Thursday, 23 September 2010

Kage Baker PS

Something I forgot to mention about Kage Baker is that I like the attention she pays to the mechanics of writing. For example, the first book mostly takes place in Tudor England, so there's some Elizabethan-y language in it, when the owner of the house holds feasts and such like. But no one wants a whole book where all the dialogue is like that, and she unobtrusively makes it clear that when the lovers are alone they talk Latin, as a more straightforward language.
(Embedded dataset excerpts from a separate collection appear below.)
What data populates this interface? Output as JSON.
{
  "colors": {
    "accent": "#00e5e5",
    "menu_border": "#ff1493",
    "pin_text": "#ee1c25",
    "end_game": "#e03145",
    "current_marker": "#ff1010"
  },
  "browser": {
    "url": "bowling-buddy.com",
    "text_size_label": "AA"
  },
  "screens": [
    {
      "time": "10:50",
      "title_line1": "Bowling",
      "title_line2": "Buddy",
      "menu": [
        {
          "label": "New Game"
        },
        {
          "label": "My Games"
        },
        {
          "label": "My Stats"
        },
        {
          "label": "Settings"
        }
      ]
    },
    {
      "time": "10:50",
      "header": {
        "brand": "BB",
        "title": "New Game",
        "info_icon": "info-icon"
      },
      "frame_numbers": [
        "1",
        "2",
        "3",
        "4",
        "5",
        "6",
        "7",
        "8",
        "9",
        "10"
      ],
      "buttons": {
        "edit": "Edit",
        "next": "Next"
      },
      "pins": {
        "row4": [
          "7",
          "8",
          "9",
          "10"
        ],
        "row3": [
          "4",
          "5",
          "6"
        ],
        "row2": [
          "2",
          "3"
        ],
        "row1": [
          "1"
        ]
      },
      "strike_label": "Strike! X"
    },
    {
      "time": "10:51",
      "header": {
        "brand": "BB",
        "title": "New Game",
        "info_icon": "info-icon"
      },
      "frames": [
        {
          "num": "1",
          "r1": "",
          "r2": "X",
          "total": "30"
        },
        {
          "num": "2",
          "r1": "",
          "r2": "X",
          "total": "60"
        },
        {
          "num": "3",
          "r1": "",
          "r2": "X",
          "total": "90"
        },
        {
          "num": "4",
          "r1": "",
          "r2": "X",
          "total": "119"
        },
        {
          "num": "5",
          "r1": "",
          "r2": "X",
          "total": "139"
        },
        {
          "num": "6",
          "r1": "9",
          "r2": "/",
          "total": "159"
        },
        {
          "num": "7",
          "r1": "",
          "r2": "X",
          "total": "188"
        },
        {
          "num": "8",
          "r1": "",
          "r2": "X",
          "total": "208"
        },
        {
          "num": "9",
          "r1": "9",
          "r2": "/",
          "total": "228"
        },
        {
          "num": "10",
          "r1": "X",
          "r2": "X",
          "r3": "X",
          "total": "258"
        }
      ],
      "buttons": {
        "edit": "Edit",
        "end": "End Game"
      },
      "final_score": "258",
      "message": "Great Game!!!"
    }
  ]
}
And when the immortals are alone they speak something they call Cinema Standard, which is essentially the language of golden age Hollywood, as spoken by the people in the future who tell them what to do. So she has this distinction between the different types of English which marks out the strangeness of the immortals' situation, but it's far from laboured, and you could ignore it and just get on with the story. Likewise a certain amount of explication is inevitable in a series of books like this, and at the start of most of the books in the series it is necessary to recap the basic premise of immortal agents controlled by people in the future, working to preserve things which would otherwise be destroyed. But she makes it so that it's a different person who explains it each time, and they each present it differently, with slightly contradictory accounts of how it all started, and that way she not only shows the personality of that character but also introduces to the reader suspicions about the reliability of certain accounts. So if you come across a book from the middle of the series without reading the earlier ones you still understand the premise; but if, like me, you read all the books in order as fast as you can get your hands on them, you still find these bits interesting and not just explication blah blah blah. I think it's good craft.